その方は、家が貧しくて高校に進学できませんでした。鹿児島から関西の町工場へ住込みの丁稚奉公からビジネスキャリアがスタートしました。仕事に慣れた3年目から一念発起で通信制の高校にチャレンジ。見事に卒業。その後も経営に興味をもち最終的には東大の経営大学院まで卒業してしまいました。私と出会った時は60歳近かったですが、ビジネスパーソンとしてのキャリアも町工場からスタートとし、最後は外資の医薬品メーカーでマーケティング部門の責任者まで務めあげました。その会社を最後に、独立して経営コンサルタントに。時はバブルの真っ盛り。顧問契約した複数の会社から、何もしなくても顧問料として大金が転がりこんだそうです。ただそのような仕事に疑問を持ち、バブルが弾ける前に全ての顧問契約を辞退し、全く畑違いの児童養護施設の経営を始めました。

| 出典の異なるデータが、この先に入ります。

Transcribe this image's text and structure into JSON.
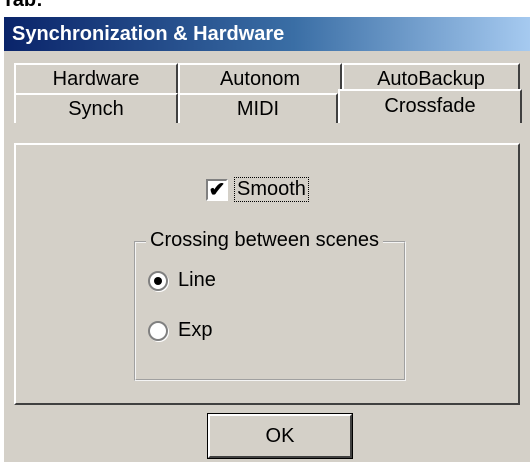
{
  "clipped_top_text": "Tab:",
  "window": {
    "title": "Synchronization & Hardware"
  },
  "tabs_row1": [
    {
      "label": "Hardware"
    },
    {
      "label": "Autonom"
    },
    {
      "label": "AutoBackup"
    }
  ],
  "tabs_row2": [
    {
      "label": "Synch"
    },
    {
      "label": "MIDI"
    },
    {
      "label": "Crossfade",
      "selected": true
    }
  ],
  "crossfade": {
    "smooth": {
      "label": "Smooth",
      "checked": true,
      "check_glyph": "✔"
    },
    "crossing_group": {
      "legend": "Crossing between scenes",
      "options": [
        {
          "label": "Line",
          "selected": true
        },
        {
          "label": "Exp",
          "selected": false
        }
      ]
    }
  },
  "buttons": {
    "ok": "OK"
  }
}
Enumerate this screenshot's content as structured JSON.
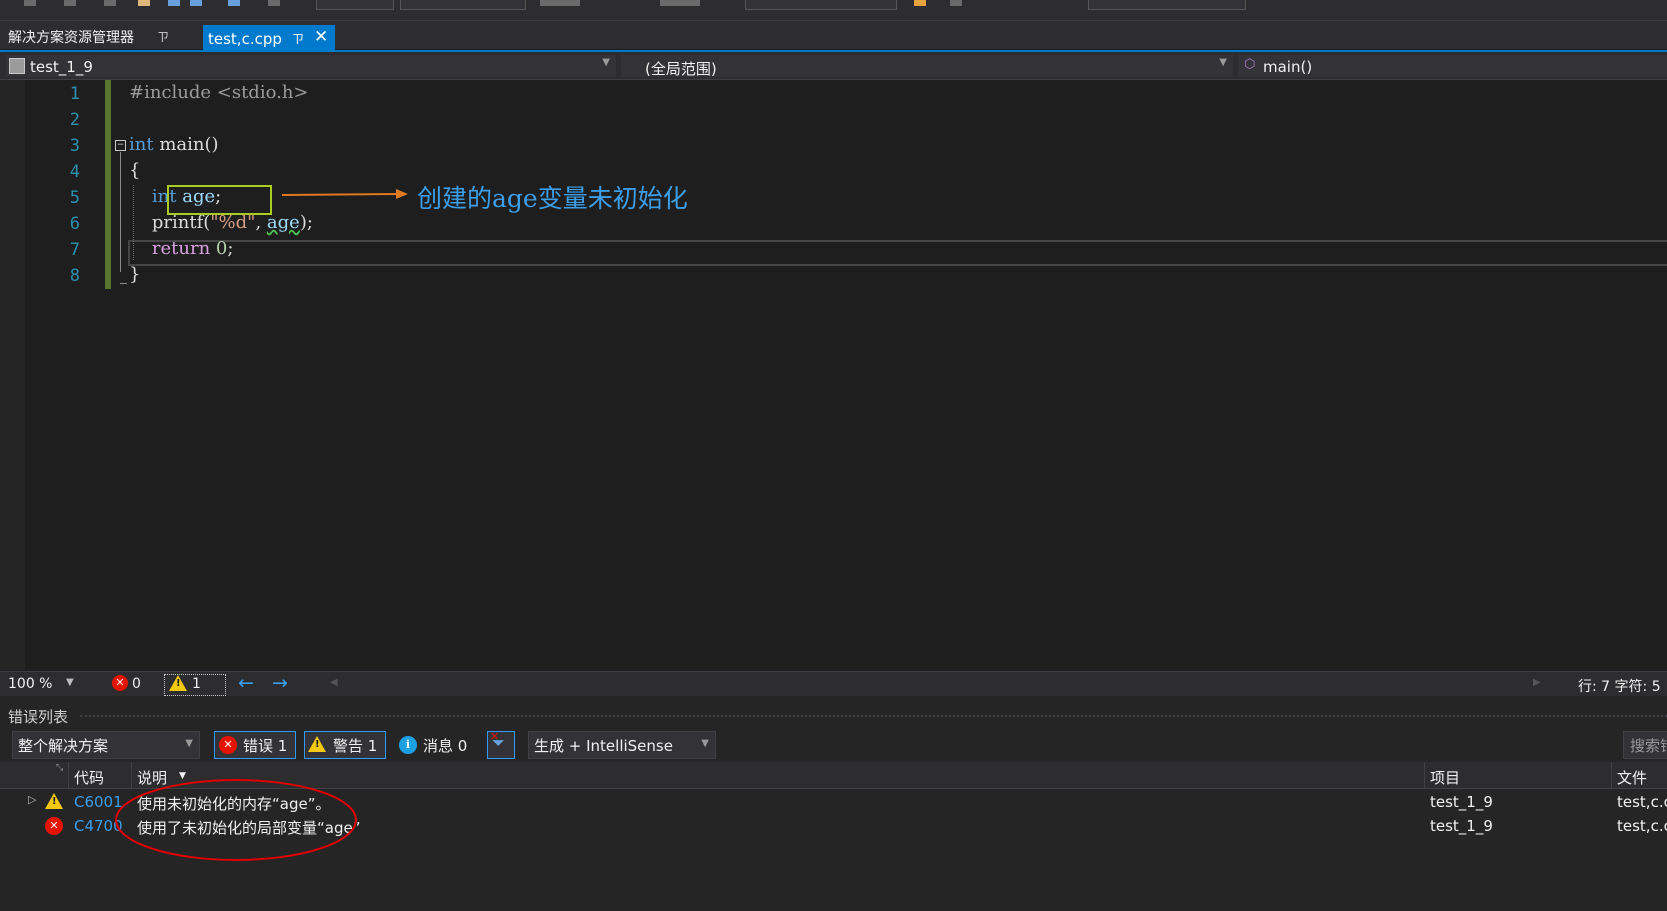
{
  "tabs": {
    "solution_explorer": "解决方案资源管理器",
    "active_file": "test,c.cpp",
    "pin_glyph": "ㄗ",
    "close_glyph": "✕"
  },
  "navbar": {
    "project": "test_1_9",
    "scope": "(全局范围)",
    "member": "main()"
  },
  "editor": {
    "line_numbers": [
      "1",
      "2",
      "3",
      "4",
      "5",
      "6",
      "7",
      "8"
    ],
    "annotation": "创建的age变量未初始化",
    "colors": {
      "line_number": "#2b91af",
      "keyword": "#569cd6",
      "highlight_box": "#aacc22",
      "arrow": "#e07a1f",
      "annotation": "#3c9ee8"
    }
  },
  "status": {
    "zoom": "100 %",
    "error_count": "0",
    "warning_count": "1",
    "position": "行: 7    字符: 5"
  },
  "error_list": {
    "title": "错误列表",
    "scope_filter": "整个解决方案",
    "errors_button": "错误 1",
    "warnings_button": "警告 1",
    "messages_button": "消息 0",
    "build_filter": "生成 + IntelliSense",
    "search_placeholder": "搜索错误列表",
    "columns": {
      "code": "代码",
      "description": "说明",
      "project": "项目",
      "file": "文件"
    },
    "rows": [
      {
        "severity": "warning",
        "code": "C6001",
        "description": "使用未初始化的内存“age”。",
        "project": "test_1_9",
        "file": "test,c.cpp"
      },
      {
        "severity": "error",
        "code": "C4700",
        "description": "使用了未初始化的局部变量“age”",
        "project": "test_1_9",
        "file": "test,c.cpp"
      }
    ],
    "colors": {
      "error": "#e51400",
      "warning": "#f2c811",
      "info": "#1ba1e2",
      "active_border": "#3399ff",
      "ellipse": "#e00000"
    }
  }
}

年をとってからは児童養護施設の経営に携わりながら、昔からのお客様に依頼された幹部社員の育成のみ仕事を受けていました。そのお客様も、今や日本を代表する企業ばかり。そんな激動の人生を歩んできた人でした。だから、言葉に重みがありました。

 

もう一つその方に言われて思い出に残っている言葉があります。「どんな仕事にも価値がある。オーケストラを見てご覧。曲の最後の最後で、出番は少ないがシンバルを叩く役割ってあるだろう。観客からは指揮者やバイオリンなどが花形に見えるけど、そのシンバルがなければ曲は完成しないんだよ。僕はずっーと出番を待ちながら、最後に登場して仕事をするシンバルが好きだな」新人時代に地味な下積みの仕事をしていた私を勇気づけてくれた言葉でした。今もその方とは家族ぐるみのお付き合いをさせて頂いています。ビジネスパーソンのキャリア初期に素敵な人と出会えたことに感謝しています。人の出会いは不思議ですね。